4) An end to countless counts. In this case, Conrad Black was charged originally with 14 crimes. That tends, through sheer weight of numbers, to favour a conviction on some counts and acquittal on others as being a kind of "moderate" "considered" "judicious" "compromise" that reasonable persons can all agree on. In other words, piling up the counts hands a huge advantage to the government. In this case, one of the 14 counts was dropped halfway through the trial, and another nine the jury acquitted Conrad on. But the four of the original 14 on which he was convicted are enough. One alone would be sufficient to ruin his life. This is the very definition of prosecutorial excess. Why not bring 20 charges or 30 or 45? After all, the odds of being acquitted of all 45 are much lower than those of being acquitted of 30 or 40.

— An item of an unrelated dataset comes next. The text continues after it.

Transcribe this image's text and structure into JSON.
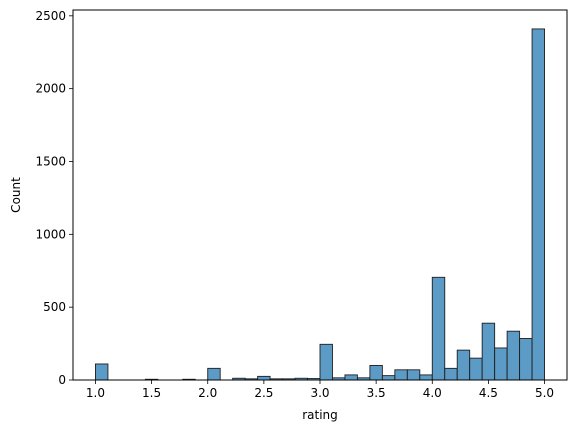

5) An end to statute creep. One of the ugliest features of American justice is the way that laws designed to address very particular situations are allowed to metastasize and be applied to anything a prosecutor fancies. The RICO statute was supposed to be for mobsters and racketeers. Conrad Black is not a racketeer but he was nevertheless charged with racketeering. And, while the prosecutorial abuse of RICO is nothing new, the abuse of the "obstruction of justice" statutes in this case are unprecedented. Hitherto, the only obstruction charges that could be brought in regards to extra-territorial actions involved witness-tampering. In that security video at 10 Toronto Street, Conrad Black may be doing all manner of things, but he's not tampering with any witnesses. Nevertheless, a hitherto narrowly defined statute has now been massively expanded to enable prosecutors to characterize actions by foreign nationals on foreign soil in a way never contemplated by the relevant legislation. Statute creep is repugnant and should be stopped.
6) An end to de facto double jeopardy. Conrad Black is likely to wind up back in court to go through all the stuff he's been acquitted of one mo' time, this time in a Securities and Exchange Commission case. That would be a civil case, not a criminal one, and the US Attorney insists that the SEC is an entirely separate body. Oh, come on. The US Attorney and the SEC are both agencies of the US Government. They work in synchronicity. It's not the same as Nicole Brown's family suing OJ after the state's murder case flopped. In this instance, two arms of the same organization are bringing separate cases on exactly the same matters. That's double jeopardy - or, in fact, given the zealousness of the SEC, triple and quadruple jeopardy.
Conrad Black would have benefitted from the above changes, but so would a lot of nickel'n'dime stumped-tooth losers with tattoos - which is as it should be: Justice is supposed to be blind. But this system is blind drunk on its own power.
Halfway through the trial, for example, when things were going wobbly for them, the government made a revised offer of a plea deal to Mark Kipnis, the lowly fourth defendant. Had he pleaded guilty to a very minimal charge, the prosecutors would have got the most sympathetic guy and the best-liked defence lawyers out of the room - a huge advantage to them midway through the trial. The genius of English law is the balance between judge, jury and prosecutor, all of which the US system has distorted.